On Tue, Jun 24, 2014 at 6:27 AM, Ilia Mirkin <imir...@alum.mit.edu> wrote:
> On Tue, Jun 24, 2014 at 1:32 AM, Abdiel Janulgue
> <abdiel.janul...@linux.intel.com> wrote:
>> Signed-off-by: Abdiel Janulgue <abdiel.janul...@linux.intel.com>
>> ---
>>  src/glsl/opt_algebraic.cpp | 4 ++++
>>  1 file changed, 4 insertions(+)
>>
>> diff --git a/src/glsl/opt_algebraic.cpp b/src/glsl/opt_algebraic.cpp
>> index 8d7609d..0d694b6 100644
>> --- a/src/glsl/opt_algebraic.cpp
>> +++ b/src/glsl/opt_algebraic.cpp
>> @@ -589,6 +589,10 @@ ir_algebraic_visitor::handle_expression(ir_expression 
>> *ir)
>>              /* Found a min (max(x, 0), 1.0) */
>>              if (outer_const->is_one() && inner_val_a->is_zero())

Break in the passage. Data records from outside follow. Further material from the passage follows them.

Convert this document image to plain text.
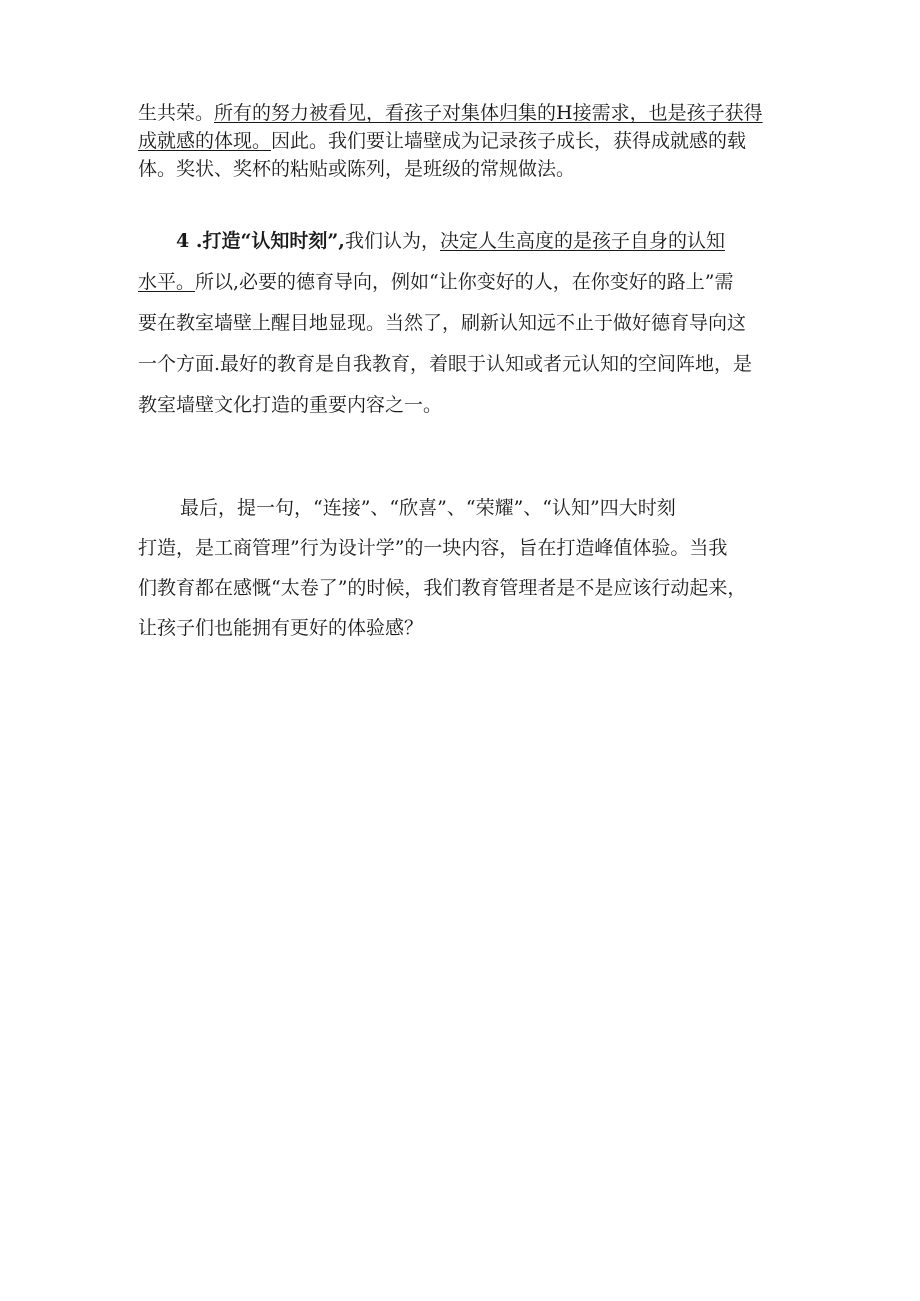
生共荣。所有的努力被看见，看孩子对集体归集的H接需求，也是孩子获得
成就感的体现。因此。我们要让墙壁成为记录孩子成长，获得成就感的载
体。奖状、奖杯的粘贴或陈列，是班级的常规做法。

4 .打造“认知时刻”,我们认为，决定人生高度的是孩子自身的认知
水平。所以,必要的德育导向，例如“让你变好的人，在你变好的路上”需
要在教室墙壁上醒目地显现。当然了，刷新认知远不止于做好德育导向这
一个方面.最好的教育是自我教育，着眼于认知或者元认知的空间阵地，是
教室墙壁文化打造的重要内容之一。

最后，提一句，“连接”、“欣喜”、“荣耀”、“认知”四大时刻
打造，是工商管理”行为设计学”的一块内容，旨在打造峰值体验。当我
们教育都在感慨“太卷了”的时候，我们教育管理者是不是应该行动起来，
让孩子们也能拥有更好的体验感？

>>                 return saturate(inner_val_b);
>> +
>> +            /* Found a min (max(x, 0.0) b), where b < 1.0 */
>> +            if ((outer_const->get_float_component(0) < 1.0f) && 
>> inner_val_b->is_zero())
>> +               return saturate(expr(ir_binop_min, inner_val_a, 
>> outer_const));
>
> Not sure about other GPU's, but on reasonably modern nvidia gpu's, in
> addition to being able to just saturate a single var, some other
> instructions take a "saturate" modifier (like fp add/multiply). But
> not min/max. If you were to write this as
>
> min(saturate(a), b)
>
> then it would be easier to propagate the saturate as a modifier to
> whatever expression produces 'a' without having a clever optimization
> that moves it through min/max.

Interesting. I guess it's (basically) all the same to us. It's pretty
rare that a i965 instruction can't do saturate.